— Ce sera à vous de décider par vous-même, l’heure venue.
Il resta silencieux quelques instants. Le fauteuil ripa sur un rocher qui affleurait. Devant eux, Ote trottinait entre Jake et Benny Slightman, qui étaient devenus amis avec cette promptitude effrayante typique des jeunes garçons. Elle se demanda si c’était une bonne idée. Car ces deux garçons étaient différents. Le temps leur montrerait sans doute à quel point, et pour leur plus grand chagrin.

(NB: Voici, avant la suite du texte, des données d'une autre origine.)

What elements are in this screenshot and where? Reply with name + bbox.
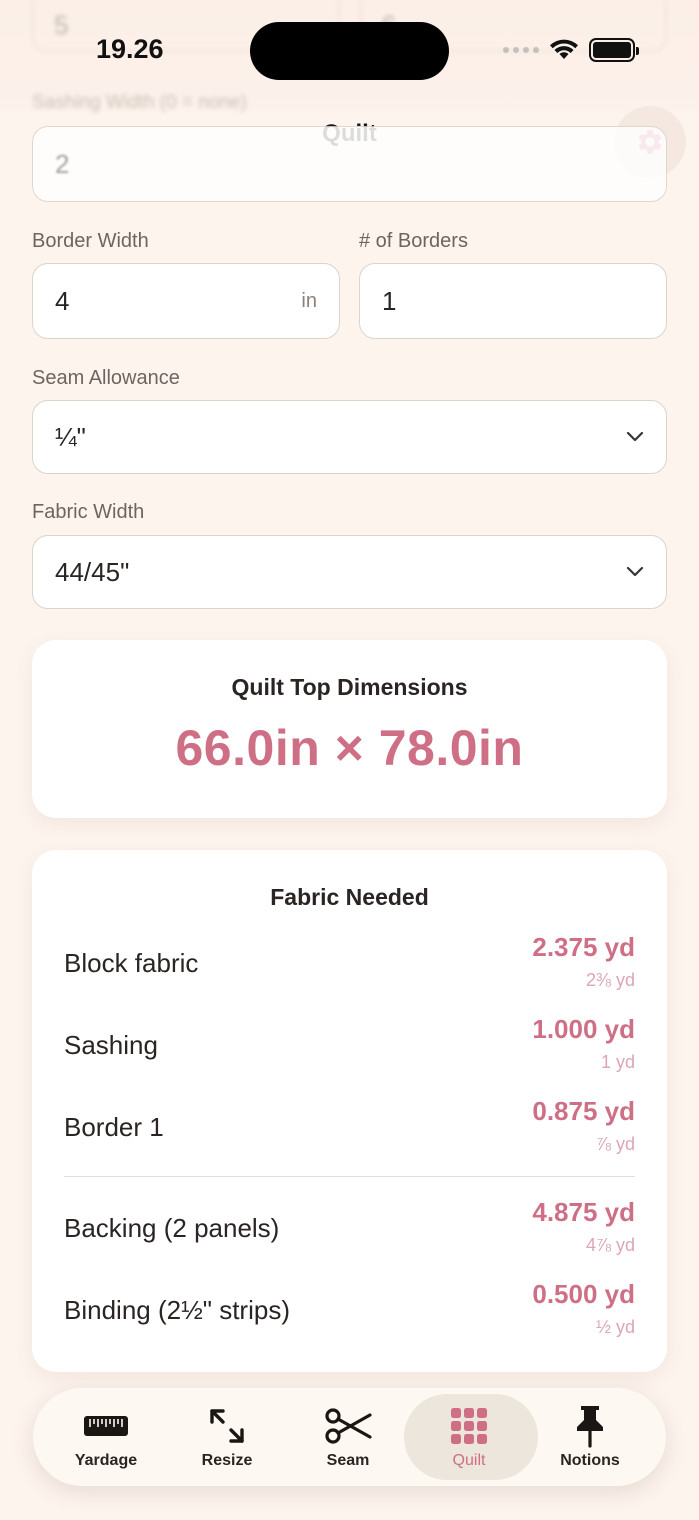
fabric-item-name: Sashing xyxy=(64,1030,158,1060)
status-time: 19.26 xyxy=(96,34,164,64)
grid-icon xyxy=(451,1408,487,1444)
border-width-input[interactable]: 4 in xyxy=(32,263,340,339)
tab-label: Yardage xyxy=(74,1452,138,1469)
tab-notions[interactable]: Notions xyxy=(529,1388,651,1486)
fabric-item-fraction: ⅞ yd xyxy=(595,1134,635,1154)
fabric-needed-title: Fabric Needed xyxy=(270,884,429,910)
tab-label: Notions xyxy=(560,1452,620,1469)
status-icons xyxy=(503,38,639,62)
chevron-down-icon xyxy=(626,431,644,442)
seam-allowance-label: Seam Allowance xyxy=(32,367,180,389)
tab-yardage[interactable]: Yardage xyxy=(45,1388,167,1486)
tab-label: Seam xyxy=(326,1452,370,1469)
fabric-item-name: Border 1 xyxy=(64,1112,164,1142)
fabric-item-name: Backing (2 panels) xyxy=(64,1213,280,1243)
fabric-width-value: 44/45" xyxy=(55,556,130,587)
fabric-row-backing: Backing (2 panels) 4.875 yd 4⅞ yd xyxy=(64,1195,635,1265)
fabric-item-yards: 0.500 yd xyxy=(532,1279,635,1309)
fabric-item-fraction: 1 yd xyxy=(600,1052,635,1072)
dimensions-value: 66.0in × 78.0in xyxy=(175,720,524,776)
dynamic-island xyxy=(250,22,449,80)
wifi-icon xyxy=(550,39,578,59)
fabric-item-name: Block fabric xyxy=(64,948,199,978)
ruler-icon xyxy=(84,1416,128,1436)
tab-quilt[interactable]: Quilt xyxy=(404,1388,538,1486)
fabric-width-select[interactable]: 44/45" xyxy=(32,535,667,609)
fabric-item-yards: 1.000 yd xyxy=(532,1014,635,1044)
resize-arrows-icon xyxy=(210,1409,244,1443)
tab-seam[interactable]: Seam xyxy=(287,1388,409,1486)
sashing-width-input[interactable]: 2 xyxy=(32,126,667,202)
scissors-icon xyxy=(325,1408,372,1444)
fabric-item-yards: 2.375 yd xyxy=(532,932,635,962)
fabric-needed-card: Fabric Needed Block fabric 2.375 yd 2⅜ y… xyxy=(32,850,667,1372)
border-width-label: Border Width xyxy=(32,230,149,252)
border-width-unit: in xyxy=(301,289,317,312)
fabric-item-yards: 4.875 yd xyxy=(532,1197,635,1227)
num-borders-label: # of Borders xyxy=(359,230,468,252)
tab-label: Resize xyxy=(201,1452,253,1469)
sashing-width-label: Sashing Width (0 = none) xyxy=(32,92,247,113)
sashing-width-value: 2 xyxy=(55,148,70,179)
fabric-item-yards: 0.875 yd xyxy=(532,1096,635,1126)
border-width-value: 4 xyxy=(55,285,70,316)
chevron-down-icon xyxy=(626,566,644,577)
seam-allowance-select[interactable]: ¼" xyxy=(32,400,667,474)
fabric-item-name: Binding (2½" strips) xyxy=(64,1295,290,1325)
fabric-row-binding: Binding (2½" strips) 0.500 yd ½ yd xyxy=(64,1277,635,1347)
dimensions-card: Quilt Top Dimensions 66.0in × 78.0in xyxy=(32,640,667,818)
tab-resize[interactable]: Resize xyxy=(166,1388,288,1486)
tab-bar: Yardage Resize Seam Quilt Notions xyxy=(33,1388,666,1486)
num-borders-value: 1 xyxy=(382,285,397,316)
fabric-divider xyxy=(64,1176,635,1177)
tab-label: Quilt xyxy=(452,1452,486,1469)
pushpin-icon xyxy=(577,1406,603,1448)
battery-icon xyxy=(589,38,639,62)
num-borders-input[interactable]: 1 xyxy=(359,263,667,339)
cellular-signal-icon xyxy=(503,47,539,53)
fabric-row-block: Block fabric 2.375 yd 2⅜ yd xyxy=(64,930,635,1000)
fabric-item-fraction: ½ yd xyxy=(595,1317,635,1337)
fabric-row-border-1: Border 1 0.875 yd ⅞ yd xyxy=(64,1094,635,1164)
seam-allowance-value: ¼" xyxy=(55,421,86,452)
fabric-row-sashing: Sashing 1.000 yd 1 yd xyxy=(64,1012,635,1082)
fabric-item-fraction: 4⅞ yd xyxy=(585,1235,635,1255)
dimensions-title: Quilt Top Dimensions xyxy=(231,674,468,700)
fabric-width-label: Fabric Width xyxy=(32,501,145,523)
fabric-item-fraction: 2⅜ yd xyxy=(585,970,635,990)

— Il m’a fait peur, reprit Overholser, d’une voix si basse qu’elle était à peine audible, comme s’il se parlait à lui-même. C’était ses yeux, je pense. Surtout ses yeux.
— Mais vous voudriez continuer comme avant ? demanda Susannah.
Elle aurait certes voulu y mettre beaucoup plus de désinvolture, mais la fureur avec laquelle il répondit la fit toutefois sursauter.
— Vous êtes folle, femme ? Bien sûr que non ! Pas si je voyais un moyen de nous en sortir. Écoutez-moi bien ! Ce garçon — il désigna Tian Jaffords, qui marchait devant eux avec sa femme — ce garçon m’a carrément accusé de m’en courir. Il s’est assuré que tout le monde comprenait que je n’avais pas d’enfants en âge d’intéresser les Loups. Contrairement à lui, vous intuitez. Mais qu’est-ce qu’il croit ? Que je suis un imbécile incapable de faire un bilan ?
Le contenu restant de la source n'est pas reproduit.